So gradient descent is a function of derivative of cost function with constant w and alpha. So if we take a point at local maxima of the graph shown in figure then slope would be zero so value of W would not be changed but we are at the local maxima of the cost function so in this case the algorithm would not be able guide us to the local minima.
Can anyone please explain me this.?
I will try to explain one thing at a time:
- Gradient descent is the algorithm that tries to optimize the weights of the network, so this weights are not constant: they are updated in each step. Even the alpha value can change during the training. Check schedules from the TF documentation.
- In that particular case you proposed: yes, you are right. Gradient descent would not change the weights because the derivative would be zero. Nonetheless, it is extremely unlikely that this could happen.

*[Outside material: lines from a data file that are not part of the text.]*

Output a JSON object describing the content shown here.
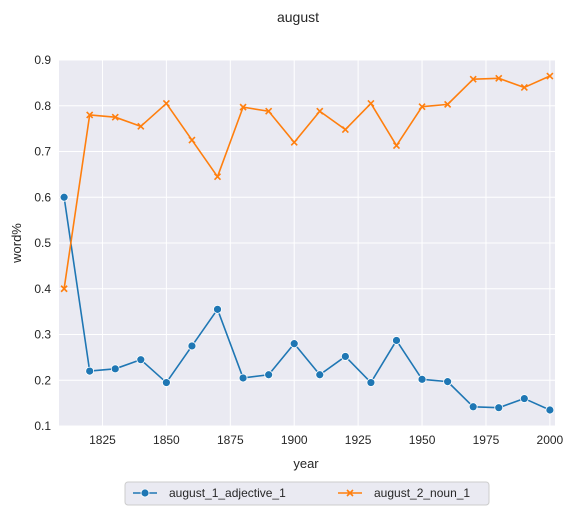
{
  "chart_data": {
    "type": "line",
    "title": "august",
    "xlabel": "year",
    "ylabel": "word%",
    "xlim": [
      1808,
      2002
    ],
    "ylim": [
      0.1,
      0.9
    ],
    "x_ticks": [
      1825,
      1850,
      1875,
      1900,
      1925,
      1950,
      1975,
      2000
    ],
    "y_ticks": [
      "0.1",
      "0.2",
      "0.3",
      "0.4",
      "0.5",
      "0.6",
      "0.7",
      "0.8",
      "0.9"
    ],
    "grid": true,
    "legend_position": "bottom-center",
    "x": [
      1810,
      1820,
      1830,
      1840,
      1850,
      1860,
      1870,
      1880,
      1890,
      1900,
      1910,
      1920,
      1930,
      1940,
      1950,
      1960,
      1970,
      1980,
      1990,
      2000
    ],
    "series": [
      {
        "name": "august_1_adjective_1",
        "marker": "circle",
        "color": "#1f77b4",
        "values": [
          0.6,
          0.22,
          0.225,
          0.245,
          0.195,
          0.275,
          0.355,
          0.205,
          0.212,
          0.28,
          0.212,
          0.252,
          0.195,
          0.287,
          0.202,
          0.197,
          0.142,
          0.14,
          0.16,
          0.135
        ]
      },
      {
        "name": "august_2_noun_1",
        "marker": "x",
        "color": "#ff7f0e",
        "values": [
          0.4,
          0.78,
          0.775,
          0.755,
          0.805,
          0.725,
          0.645,
          0.797,
          0.788,
          0.72,
          0.788,
          0.748,
          0.805,
          0.713,
          0.798,
          0.803,
          0.858,
          0.86,
          0.84,
          0.865
        ]
      }
    ]
  },
  "colors": {
    "plot_background": "#eaeaf2",
    "grid": "#ffffff"
  }
}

It can return a very low change value, but usually not zero.
I got the point.
So what you want to say is that we can consider it as a limitation of the Gradient Descent algorithm.
Kind of. But in reality is practically negligible.
Ok got it Alvaro.
Thanks for replying.
my understanding is the cost function J(w) is designed to be convex with only one minimal value and no local maximal, so this scenario is not the case
That is not really the case, @sangdinh.
In fact, the cost function is designed to be differentiable, but no one can assure you that it won’t have local minima / maxima
ah, my bad, correction, it’s convex with logistic regression (NN with one node) with error log function L = -𝑦𝑙𝑜𝑔(a) - (1−𝑦)𝑙𝑜𝑔(1−a)
In general, neural network (with hidden layers(s)) isn’t convex.